Some will tell you what you really want ain’t on the menu. Don’t believe them. Cook it up yourself and then prepare to serve them.”

-Buffy Sainte Marie,
“Jeremiah”

John Walker - Buffy

One of Canada's finest director/cinematographers, John Walker has garnered 17 Genie and Gemini awards and nominations. The Toronto Star called his multiple-award-winning film Passage "one of the great triumphs in Canadian documentary film history." It was recently awarded the prestigious Erik Barnouw Award by the Organization of American Historians. His latest film, A Drummer's Dream, was released in the spring of 2010.

Buffy Sainte-Marie

2010 Lifetime Artistic Achievement (Popular Music)

Singer/songwriter, visual artist, educator and social activist

Buffy Sainte-Marie has achieved international acclaim as a singer/songwriter, visual artist, advocate for Aboriginal rights, and mentor. Her powerful songs of love, hope, protest and triumph have sensitized people around the world to important political and social issues. She continues to tour extensively, capturing audiences everywhere with the energy, intensity, and raw communicative power of her performances.
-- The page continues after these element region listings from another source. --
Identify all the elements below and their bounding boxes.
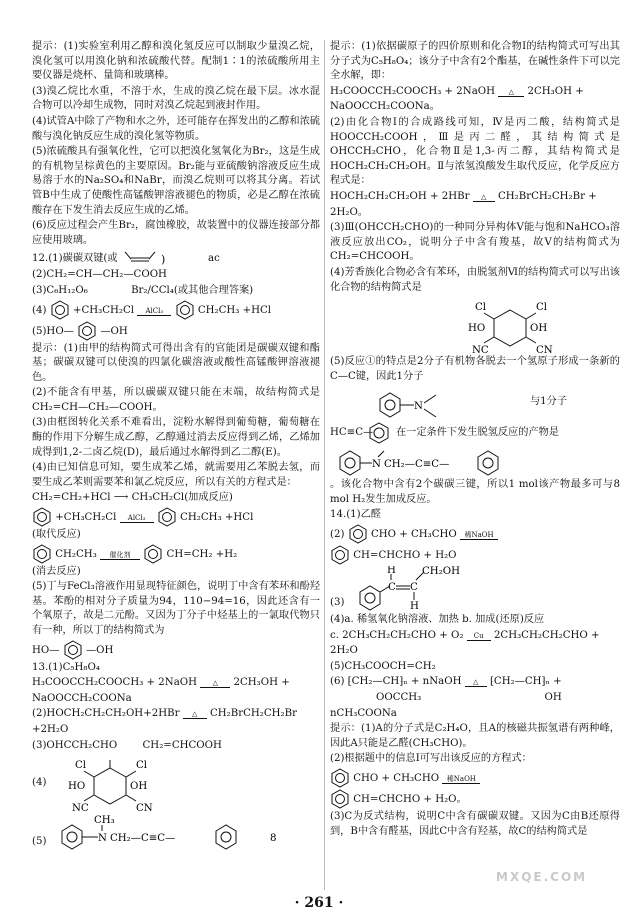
svg-text:N: N (98, 833, 107, 845)
svg-text:8: 8 (270, 833, 277, 845)
svg-text:Cl: Cl (136, 760, 148, 772)
svg-text:CN: CN (536, 345, 553, 355)
benzene-ring-icon (63, 640, 83, 660)
q13-part4: (4) Cl Cl HO OH NC CN (32, 754, 320, 814)
q13-part3: (3)OHCCH₂CHO CH₂=CHCOOH (32, 739, 222, 751)
svg-text:H: H (387, 566, 396, 577)
svg-text:OH: OH (130, 781, 148, 793)
svg-text:CH₂—C≡C—: CH₂—C≡C— (110, 833, 176, 845)
right-column (330, 40, 620, 840)
hint-paragraph: (4)由已知信息可知，要生成苯乙烯，就需要用乙苯脱去氢，而要生成乙苯则需要苯和氯乙烷反应，所以有关的方程式是： (32, 462, 320, 488)
reaction-type-label: (消去反应) (32, 565, 81, 577)
structure-row (330, 445, 620, 477)
svg-text:Cl: Cl (536, 302, 548, 314)
structure-formula: HO— —OH (32, 640, 320, 660)
page-number: · 261 · (294, 895, 344, 911)
q13-part1: 13.(1)C₅H₈O₄ (32, 661, 100, 673)
hint-paragraph: (5)反应①的特点是2分子有机物各脱去一个氢原子形成一条新的C—C键，因此1分子 (330, 356, 620, 382)
equation: CHO + CH₃CHO 稀NaOH (330, 768, 620, 788)
structure-row: N 与1分子 (330, 385, 620, 421)
dichloro-dicyano-structure (330, 296, 620, 354)
hint-paragraph: (3)溴乙烷比水重，不溶于水，生成的溴乙烷在最下层。冰水混合物可以冷却生成物，同时对溴乙烷起到液封作用。 (32, 85, 320, 112)
n-methyl-aniline-alkyne-structure (48, 815, 288, 855)
q12-part3: (3)C₆H₁₂O₆ Br₂/CCl₄(或其他合理答案) (32, 284, 254, 296)
q12-part4: (4) +CH₃CH₂Cl AlCl₃ CH₂CH₃ +HCl (32, 300, 320, 320)
svg-text:Cl: Cl (475, 302, 487, 314)
hint-paragraph: (3)Ⅲ(OHCCH₂CHO)的一种同分异构体Ⅴ能与饱和NaHCO₃溶液反应放出CO₂，说明分子中含有羧基，故Ⅴ的结构简式为CH₂=CHCOOH。 (330, 222, 620, 263)
equation: CH=CHCHO + H₂O (330, 545, 620, 565)
q14-part4: (4)a. 稀氢氧化钠溶液、加热 b. 加成(还原)反应 (330, 614, 545, 626)
benzene-ring-icon (368, 422, 390, 444)
equation: NaOOCCH₂COONa。 (330, 101, 440, 113)
benzene-ring-icon (32, 507, 52, 527)
q13-part5: (5) N CH₃ CH₂—C≡C— 8 (32, 815, 320, 855)
hint-paragraph: (3)C为反式结构，说明C中含有碳碳双键。又因为C由B还原得到，B中含有醛基，因此C中含有羟基，故C的结构简式是 (330, 811, 620, 837)
benzene-ring-icon (157, 507, 177, 527)
equation: CH₂CH₃ 催化剂 CH=CH₂ +H₂ (32, 544, 320, 564)
equation: 2H₂O。 (330, 206, 368, 218)
hint-paragraph: (2)由化合物Ⅰ的合成路线可知，Ⅳ是丙二酸，结构简式是HOOCCH₂COOH，Ⅲ是丙二醛，其结构简式是OHCCH₂CHO，化合物Ⅱ是1,3-丙二醇，其结构简式是HOCH₂CH₂CH₂OH。Ⅱ与浓氢溴酸发生取代反应，化学反应方程式是： (330, 116, 620, 187)
dichloro-dicyano-hydroquinone-structure (50, 754, 170, 814)
q12-part1: 12.(1)碳碳双键(或 ) ac (32, 249, 320, 267)
benzene-ring-icon (50, 300, 70, 320)
svg-text:CH₂—C≡C—: CH₂—C≡C— (384, 459, 450, 471)
equation: CH₂=CH₂+HCl ⟶ CH₃CH₂Cl(加成反应) (32, 492, 233, 504)
hint-paragraph: (2)不能含有甲基，所以碳碳双键只能在末端，故结构简式是CH₂=CH—CH₂—COOH。 (32, 387, 320, 413)
svg-text:NC: NC (72, 803, 89, 815)
hint-paragraph: (3)由框图转化关系不难看出，淀粉水解得到葡萄糖，葡萄糖在酶的作用下分解生成乙醇，乙醇通过消去反应得到乙烯，乙烯加成得到1,2-二卤乙烷(D)，最后通过水解得到乙二醇(E)。 (32, 417, 320, 458)
hint-paragraph: 提示：(1)实验室利用乙醇和溴化氢反应可以制取少量溴乙烷，溴化氢可以用溴化钠和浓硫酸代替。配制1∶1的浓硫酸所用主要仪器是烧杯、量筒和玻璃棒。 (32, 41, 320, 82)
svg-text:HO: HO (468, 323, 486, 335)
svg-text:CH₃: CH₃ (94, 815, 115, 827)
equation: H₃COOCCH₂COOCH₃ + 2NaOH △ 2CH₃OH + (330, 85, 584, 97)
equation: (2)HOCH₂CH₂CH₂OH+2HBr △ CH₂BrCH₂CH₂Br (32, 708, 297, 720)
hint-paragraph: (4)芳香族化合物必含有苯环，由脱氢剂Ⅵ的结构简式可以写出该化合物的结构简式是 (330, 266, 620, 293)
equation: c. 2CH₃CH₂CH₂CHO + O₂ Cu 2CH₃CH₂CH₂CHO + (330, 629, 600, 641)
svg-text:OH: OH (530, 323, 548, 335)
benzene-ring-icon (330, 545, 350, 565)
svg-text:C: C (410, 582, 418, 594)
hint-paragraph: (5)丁与FeCl₃溶液作用显现特征颜色，说明丁中含有苯环和酚羟基。苯酚的相对分子质量为94，110−94=16，因此还含有一个氧原子，故是二元酚。又因为丁分子中烃基上的一氯取代物只有一种，所以丁的结构简式为 (32, 581, 320, 636)
benzene-ring-icon (348, 524, 368, 544)
equation: H₃COOCCH₂COOCH₃ + 2NaOH △ 2CH₃OH + (32, 677, 290, 689)
q14-part3: (3) C C H CH₂OH H (330, 566, 460, 613)
structure-row: HC≡C— 在一定条件下发生脱氢反应的产物是 (330, 422, 620, 444)
equation: HOCH₂CH₂CH₂OH + 2HBr △ CH₂BrCH₂CH₂Br + (330, 190, 597, 202)
hint-paragraph: (4)试管A中除了产物和水之外，还可能存在挥发出的乙醇和浓硫酸与溴化钠反应生成的溴化氢等物质。 (32, 115, 320, 142)
trans-cinnamyl-alcohol-structure (350, 566, 460, 612)
svg-text:H: H (410, 601, 419, 613)
equation: CH=CHCHO + H₂O。 (330, 789, 620, 809)
benzene-ring-icon (143, 544, 163, 564)
q12-part2: (2)CH₂=CH—CH₂—COOH (32, 269, 167, 281)
n-dimethyl-aniline-structure (370, 385, 470, 421)
svg-text:): ) (160, 253, 166, 267)
hint-paragraph: 提示：(1)由甲的结构简式可得出含有的官能团是碳碳双键和酯基；碳碳双键可以使溴的四氯化碳溶液或酸性高锰酸钾溶液褪色。 (32, 342, 320, 383)
q14-part5: (5)CH₃COOCH=CH₂ (330, 660, 436, 672)
benzene-ring-icon (77, 321, 97, 341)
benzene-ring-icon (330, 768, 350, 788)
hint-paragraph: 提示：(1)依据碳原子的四价原则和化合物Ⅰ的结构简式可写出其分子式为C₅H₈O₄；该分子中含有2个酯基，在碱性条件下可以完全水解，即： (330, 41, 620, 82)
double-bond-structure (121, 249, 181, 267)
watermark-logo: MXQE.COM (496, 870, 588, 884)
svg-text:C: C (388, 582, 396, 594)
svg-text:CN: CN (136, 803, 153, 815)
hint-paragraph: 。该化合物中含有2个碳碳三键，所以1 mol该产物最多可与8 mol H₂发生加成反应。 (330, 479, 620, 505)
column-divider (324, 40, 325, 890)
svg-text:Cl: Cl (75, 760, 87, 772)
dichloro-dicyano-hydroquinone-structure (450, 296, 580, 354)
hint-paragraph: (5)浓硫酸具有强氧化性，它可以把溴化氢氧化为Br₂，这是生成的有机物呈棕黄色的主要原因。Br₂能与亚硫酸钠溶液反应生成易溶于水的Na₂SO₄和NaBr，而溴乙烷则可以将其分离。若试管B中生成了使酸性高锰酸钾溶液褪色的物质，必是乙醇在浓硫酸存在下发生消去反应生成的乙烯。 (32, 146, 320, 216)
svg-text:N: N (372, 459, 381, 471)
equation: NaOOCCH₂COONa (32, 692, 132, 704)
equation: (6) ⁅CH₂—CH⁆ₙ + nNaOH △ ⁅CH₂—CH⁆ₙ + (330, 676, 562, 688)
svg-text:NC: NC (472, 345, 489, 355)
hint-paragraph: (6)反应过程会产生Br₂，腐蚀橡胶，故装置中的仪器连接部分都应使用玻璃。 (32, 220, 320, 246)
q14-part1: 14.(1)乙醛 (330, 509, 382, 521)
hint-paragraph: 提示：(1)A的分子式是C₂H₄O，且A的核磁共振氢谱有两种峰，因此A只能是乙醛(CH₃CHO)。 (330, 723, 620, 749)
reaction-type-label: (取代反应) (32, 529, 81, 541)
equation: +CH₃CH₂Cl AlCl₃ CH₂CH₃ +HCl (32, 507, 320, 527)
equation: +2H₂O (32, 723, 69, 735)
benzene-ring-icon (330, 789, 350, 809)
svg-text:N: N (414, 401, 423, 413)
svg-text:CH₂OH: CH₂OH (422, 566, 460, 578)
left-column (32, 40, 320, 856)
equation: 2H₂O (330, 645, 358, 657)
hint-paragraph: (2)根据题中的信息Ⅰ可写出该反应的方程式： (330, 753, 532, 765)
coupled-alkyne-product-structure (330, 445, 510, 477)
equation: nCH₃COONa (330, 707, 397, 719)
q12-part5: (5)HO— —OH (32, 321, 320, 341)
benzene-ring-icon (32, 544, 52, 564)
equation: (2) CHO + CH₃CHO 稀NaOH (330, 524, 620, 544)
benzene-ring-icon (175, 300, 195, 320)
svg-text:HO: HO (68, 781, 86, 793)
substituent-row: OOCCH₃ OH (376, 692, 562, 704)
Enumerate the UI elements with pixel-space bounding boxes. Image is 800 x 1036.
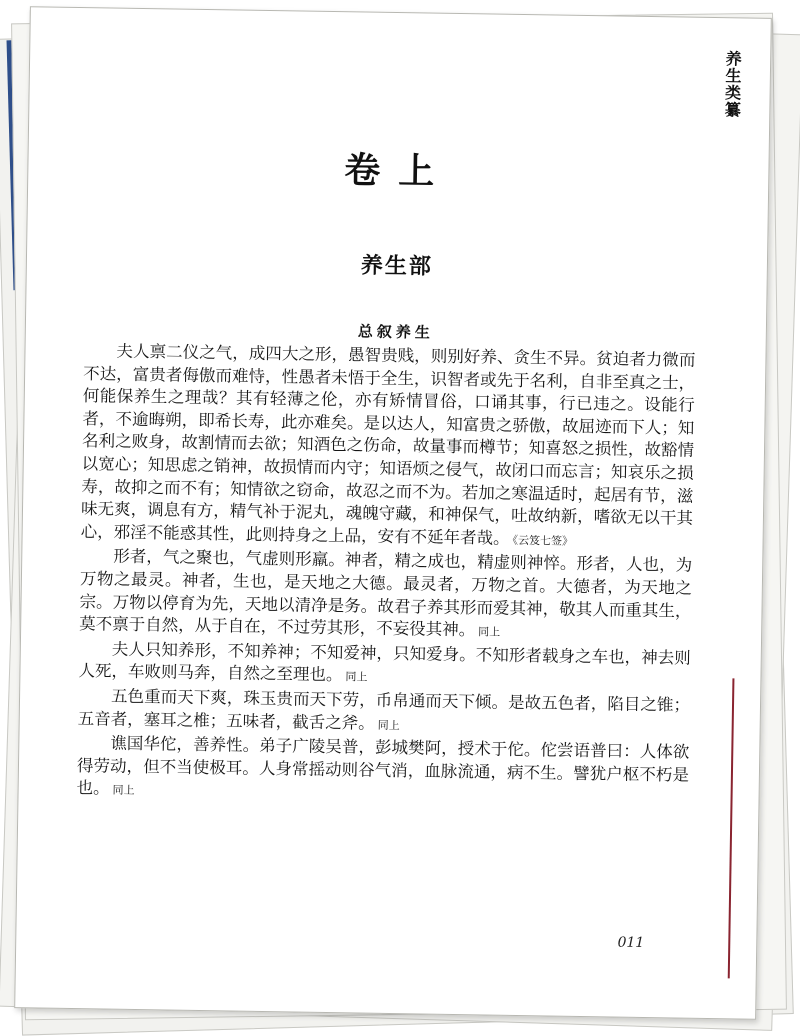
paragraph-text: 谯国华佗，善养性。弟子广陵吴普，彭城樊阿，授术于佗。佗尝语普曰：人体欲得劳动，但不当使极耳。人身常摇动则谷气消，血脉流通，病不生。譬犹户枢不朽是也。 <box>76 733 690 798</box>
page-edge-mark <box>728 678 735 978</box>
section-title: 养生部 <box>360 252 434 280</box>
citation: 同上 <box>345 670 368 684</box>
paragraph <box>79 545 692 647</box>
running-head: 养生类纂 <box>722 50 743 119</box>
paragraph-text: 夫人禀二仪之气，成四大之形，愚智贵贱，则别好养、贪生不异。贫迫者力微而不达，富贵者侮傲而难恃，性愚者未悟于全生，识智者或先于名利，自非至真之士，何能保养生之理哉？其有轻薄之伦，亦有矫情冒俗，口诵其事，行已违之。设能行者，不逾晦朔，即希长寿，此亦难矣。是以达人，知富贵之骄傲，故屈迹而下人；知名利之败身，故割情而去欲；知酒色之伤命，故量事而樽节；知喜怒之损性，故豁情以宽心；知思虑之销神，故损情而内守；知语烦之侵气，故闭口而忘言；知哀乐之损寿，故抑之而不有；知情欲之窃命，故忍之而不为。若加之寒温适时，起居有节，滋味无爽，调息有方，精气补于泥丸，魂魄守藏，和神保气，吐故纳新，嗜欲无以干其心，邪淫不能惑其性，此则持身之上品，安有不延年者哉。 <box>80 341 696 548</box>
paragraph <box>76 732 689 811</box>
citation: 同上 <box>112 783 135 798</box>
paragraph-text: 形者，气之聚也，气虚则形羸。神者，精之成也，精虚则神悴。形者，人也，为万物之最灵。神者，生也，是天地之大德。最灵者，万物之首。大德者，为天地之宗。万物以停育为先，天地以清净是务。故君子养其形而爱其神，敬其人而重其生，莫不禀于自然，从于自在，不过劳其形，不妄役其神。 <box>79 546 693 640</box>
body-text <box>76 340 695 811</box>
page-number: 011 <box>617 934 645 951</box>
paragraph-text: 夫人只知养形，不知养神；不知爱神，只知爱身。不知形者载身之车也，神去则人死，车败则马奔，自然之至理也。 <box>78 639 691 685</box>
citation: 《云笈七签》 <box>512 533 574 548</box>
chapter-title: 卷上 <box>344 149 453 193</box>
book-page <box>14 6 772 1020</box>
citation: 同上 <box>478 625 501 639</box>
sub-title: 总叙养生 <box>357 322 434 342</box>
citation: 同上 <box>377 718 400 732</box>
paragraph <box>80 340 695 555</box>
paragraph-text: 五色重而天下爽，珠玉贵而天下劳，币帛通而天下倾。是故五色者，陷目之锥；五音者，塞耳之椎；五味者，截舌之斧。 <box>77 686 691 733</box>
Self-taught on piano since the age of 3, she took up the guitar at 16, and by age 22 she was performing worldwide. Her songs range from the tender "Until It's Time for You to Go" (recorded by, among others, Elvis Presley, Cher, Neil Diamond, Cleo Laine, Ginette Reno, and Barbra Streisand) to iconic protests such as "Universal Soldier" (which became the anthem of the peace movement) and inspired, informative pleas for Aboriginal rights ("Bury My Heart at Wounded Knee," "Native North American Child,"
"My Country 'Tis of Thy People You're Dying").

For her first album, It's My Way (1964), she was voted Billboard's Best New Artist, and in 1981 she won a Golden Globe and an Academy Award (Oscar) for the song "Up Where We Belong" (written for the film An Officer and a Gentleman). Her latest release, Running for the Drum (2009, packaged with a bio-documentary DVD,
Buffy Sainte-Marie: A Multimedia Life), won a JUNO and four Canadian Aboriginal Music Awards.

A pioneer in the field of digital art, she has exhibited her digital paintings in major museums across North America.

In 1996 she founded the Cradleboard Teaching Project, providing accurate, enriching Aboriginal curriculum online to Native and non-Native students throughout the world. She was a cast member (1971-75) of the educational children's TV show Sesame Street.

Awards and honours include Officer of the Order of Canada (1997); inducted into the Canadian Country Music Hall of Fame (2009), Canadian Songwriters Hall of Fame (2005), Canada's Walk of Fame (1999), JUNO Hall of Fame (1995); Lifetime Achievement Award, Aboriginal Peoples Choice Music Awards (2009) and Canadian Aboriginal Music Awards (2008); official spokesperson, UN International Year of Indigenous Peoples (1993); honorary degrees from six Canadian universities.